Crude oil, which was already higher ahead of the report by close to $1.50 — with Brent near $118.50 and WTI near $98.50 — managed to hold on to its gains after the release.
This past week was fairly uneventful for crude, which contrasts with the several tumultuous weeks before that in which we saw big moves up and down amid an OPEC meeting and surprise IEA stockpile release.
Assuming we don’t see any more surprises, oil may drift higher on the back of still-robust demand growth from emerging markets and ongoing Libyan supply disruptions. According to the latest IEA figures, global oil demand may outstrip global oil supply by 1.3 mmbbl/d this quarter.
Recent price action has seen Brent bounce between $115 and $120, with negative European news flow pushing prices to the downside. But each time prices dipped, buyers quickly stepped in and prices swiftly bounced back.
Thursday’s EU Summit may play a big part in determining whether Europe’s debt crisis stabilizes or spirals out of control.
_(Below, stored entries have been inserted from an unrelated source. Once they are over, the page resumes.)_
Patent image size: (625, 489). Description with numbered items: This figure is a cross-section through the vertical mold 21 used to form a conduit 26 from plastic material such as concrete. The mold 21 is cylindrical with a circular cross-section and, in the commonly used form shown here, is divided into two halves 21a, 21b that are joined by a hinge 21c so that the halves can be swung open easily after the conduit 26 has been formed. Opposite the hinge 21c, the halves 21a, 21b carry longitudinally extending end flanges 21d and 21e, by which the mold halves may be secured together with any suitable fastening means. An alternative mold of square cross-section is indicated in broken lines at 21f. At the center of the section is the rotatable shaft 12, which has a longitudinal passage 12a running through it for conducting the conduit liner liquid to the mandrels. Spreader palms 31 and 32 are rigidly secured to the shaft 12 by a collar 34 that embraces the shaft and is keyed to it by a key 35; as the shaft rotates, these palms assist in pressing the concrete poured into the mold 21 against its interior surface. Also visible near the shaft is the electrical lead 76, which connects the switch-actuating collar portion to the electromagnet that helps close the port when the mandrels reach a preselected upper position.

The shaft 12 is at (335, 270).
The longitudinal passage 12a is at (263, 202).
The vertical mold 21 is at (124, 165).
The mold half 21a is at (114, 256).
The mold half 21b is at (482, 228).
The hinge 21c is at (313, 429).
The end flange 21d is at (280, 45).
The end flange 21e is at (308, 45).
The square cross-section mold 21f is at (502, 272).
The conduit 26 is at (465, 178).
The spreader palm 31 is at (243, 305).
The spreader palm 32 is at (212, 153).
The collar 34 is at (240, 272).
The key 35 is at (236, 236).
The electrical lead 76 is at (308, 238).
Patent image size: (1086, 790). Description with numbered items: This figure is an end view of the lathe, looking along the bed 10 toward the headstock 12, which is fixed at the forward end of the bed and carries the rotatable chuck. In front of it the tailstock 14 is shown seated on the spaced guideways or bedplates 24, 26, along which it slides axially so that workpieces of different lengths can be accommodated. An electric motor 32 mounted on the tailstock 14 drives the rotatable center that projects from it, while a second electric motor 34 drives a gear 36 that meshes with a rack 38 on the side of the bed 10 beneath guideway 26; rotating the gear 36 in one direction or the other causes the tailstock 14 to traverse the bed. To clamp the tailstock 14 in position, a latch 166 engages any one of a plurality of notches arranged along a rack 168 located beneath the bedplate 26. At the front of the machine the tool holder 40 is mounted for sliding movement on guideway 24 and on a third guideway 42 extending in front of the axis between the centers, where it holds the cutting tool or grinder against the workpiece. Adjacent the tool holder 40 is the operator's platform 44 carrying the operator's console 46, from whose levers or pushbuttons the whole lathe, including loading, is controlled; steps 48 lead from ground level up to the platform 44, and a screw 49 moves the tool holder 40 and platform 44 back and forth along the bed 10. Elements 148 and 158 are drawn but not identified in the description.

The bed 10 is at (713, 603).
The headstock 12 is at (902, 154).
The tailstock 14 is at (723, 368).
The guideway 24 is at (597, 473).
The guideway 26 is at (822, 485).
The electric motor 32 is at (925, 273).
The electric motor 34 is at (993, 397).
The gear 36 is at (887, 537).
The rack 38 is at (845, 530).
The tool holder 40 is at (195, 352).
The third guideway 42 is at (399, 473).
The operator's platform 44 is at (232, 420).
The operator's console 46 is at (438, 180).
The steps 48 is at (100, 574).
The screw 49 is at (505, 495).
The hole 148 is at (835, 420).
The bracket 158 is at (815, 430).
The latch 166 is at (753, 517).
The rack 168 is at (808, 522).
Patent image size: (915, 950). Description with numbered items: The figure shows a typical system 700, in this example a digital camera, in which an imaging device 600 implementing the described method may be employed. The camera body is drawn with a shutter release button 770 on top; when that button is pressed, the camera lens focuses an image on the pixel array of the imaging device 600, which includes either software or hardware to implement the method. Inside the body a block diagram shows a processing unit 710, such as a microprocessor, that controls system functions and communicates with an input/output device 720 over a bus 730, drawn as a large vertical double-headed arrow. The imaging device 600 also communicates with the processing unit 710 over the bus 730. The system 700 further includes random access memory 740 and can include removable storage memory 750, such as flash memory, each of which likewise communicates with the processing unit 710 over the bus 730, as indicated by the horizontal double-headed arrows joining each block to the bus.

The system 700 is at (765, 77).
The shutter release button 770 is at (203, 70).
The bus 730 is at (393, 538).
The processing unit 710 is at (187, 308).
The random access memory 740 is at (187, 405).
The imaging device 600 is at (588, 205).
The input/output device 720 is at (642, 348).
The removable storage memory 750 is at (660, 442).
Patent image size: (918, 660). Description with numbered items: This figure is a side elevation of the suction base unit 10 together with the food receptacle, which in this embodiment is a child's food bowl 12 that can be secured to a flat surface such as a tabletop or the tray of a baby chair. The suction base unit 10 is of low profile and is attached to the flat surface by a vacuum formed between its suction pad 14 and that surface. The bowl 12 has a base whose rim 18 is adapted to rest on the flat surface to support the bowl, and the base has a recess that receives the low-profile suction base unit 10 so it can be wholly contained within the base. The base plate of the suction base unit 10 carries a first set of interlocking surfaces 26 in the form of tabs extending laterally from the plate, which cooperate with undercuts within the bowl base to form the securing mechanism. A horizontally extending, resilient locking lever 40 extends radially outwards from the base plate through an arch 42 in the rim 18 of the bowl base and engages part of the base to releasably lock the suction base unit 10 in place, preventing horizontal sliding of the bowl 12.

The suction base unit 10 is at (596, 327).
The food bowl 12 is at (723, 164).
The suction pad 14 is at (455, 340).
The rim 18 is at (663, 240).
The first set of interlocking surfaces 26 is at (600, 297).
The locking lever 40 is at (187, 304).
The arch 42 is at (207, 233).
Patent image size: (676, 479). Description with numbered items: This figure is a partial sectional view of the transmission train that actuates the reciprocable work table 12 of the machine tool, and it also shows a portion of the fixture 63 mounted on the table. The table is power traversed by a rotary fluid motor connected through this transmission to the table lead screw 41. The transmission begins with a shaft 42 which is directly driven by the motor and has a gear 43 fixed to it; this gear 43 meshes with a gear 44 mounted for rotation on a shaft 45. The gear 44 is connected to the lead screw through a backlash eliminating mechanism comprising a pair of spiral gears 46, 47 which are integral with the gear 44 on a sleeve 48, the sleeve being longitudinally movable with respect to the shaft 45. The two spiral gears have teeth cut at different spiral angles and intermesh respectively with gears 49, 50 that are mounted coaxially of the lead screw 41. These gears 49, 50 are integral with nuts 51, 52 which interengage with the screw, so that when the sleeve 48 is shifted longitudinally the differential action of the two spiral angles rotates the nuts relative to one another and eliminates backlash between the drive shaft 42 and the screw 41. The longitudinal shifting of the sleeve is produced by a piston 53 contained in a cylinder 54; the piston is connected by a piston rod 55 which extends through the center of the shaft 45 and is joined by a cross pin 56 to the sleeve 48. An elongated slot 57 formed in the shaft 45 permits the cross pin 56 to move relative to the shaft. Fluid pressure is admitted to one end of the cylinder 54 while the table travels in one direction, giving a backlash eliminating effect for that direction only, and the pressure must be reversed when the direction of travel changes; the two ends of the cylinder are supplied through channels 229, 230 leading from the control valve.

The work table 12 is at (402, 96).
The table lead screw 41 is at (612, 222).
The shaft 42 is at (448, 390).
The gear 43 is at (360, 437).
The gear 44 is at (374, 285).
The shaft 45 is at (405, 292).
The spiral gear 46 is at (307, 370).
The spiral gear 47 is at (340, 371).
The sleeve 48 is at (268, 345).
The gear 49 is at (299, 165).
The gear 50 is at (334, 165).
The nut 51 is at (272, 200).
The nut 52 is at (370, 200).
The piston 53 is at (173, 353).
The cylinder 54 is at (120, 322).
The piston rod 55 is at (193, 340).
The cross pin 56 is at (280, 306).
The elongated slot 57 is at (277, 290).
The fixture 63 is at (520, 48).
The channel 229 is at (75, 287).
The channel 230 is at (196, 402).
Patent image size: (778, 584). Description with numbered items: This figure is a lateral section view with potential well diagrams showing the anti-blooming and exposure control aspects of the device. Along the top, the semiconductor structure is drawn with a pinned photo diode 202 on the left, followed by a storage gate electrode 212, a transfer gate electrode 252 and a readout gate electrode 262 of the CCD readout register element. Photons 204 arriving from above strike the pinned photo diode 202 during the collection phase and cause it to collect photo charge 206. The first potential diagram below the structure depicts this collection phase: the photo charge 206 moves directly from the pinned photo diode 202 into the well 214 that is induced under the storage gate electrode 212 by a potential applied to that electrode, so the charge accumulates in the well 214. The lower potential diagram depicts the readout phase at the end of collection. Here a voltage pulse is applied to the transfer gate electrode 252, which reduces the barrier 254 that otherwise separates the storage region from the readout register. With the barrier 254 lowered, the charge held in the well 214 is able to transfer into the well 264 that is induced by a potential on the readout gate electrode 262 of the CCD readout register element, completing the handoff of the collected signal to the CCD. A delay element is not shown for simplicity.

Assuming it’s the former, strong underlying fundamentals for crude should eventually allow prices to break through the $120 level and move up toward this year’s high of $127.

Turning to this week’s EIA inventory figures, total petroleum inventories in the U.S. increased by 3.8 mmbbl against the five-year average of 3.2 mmbbl. In turn, the surplus over the five-year average was only up fractionally to 14 mmbbl, or 1.3 percent.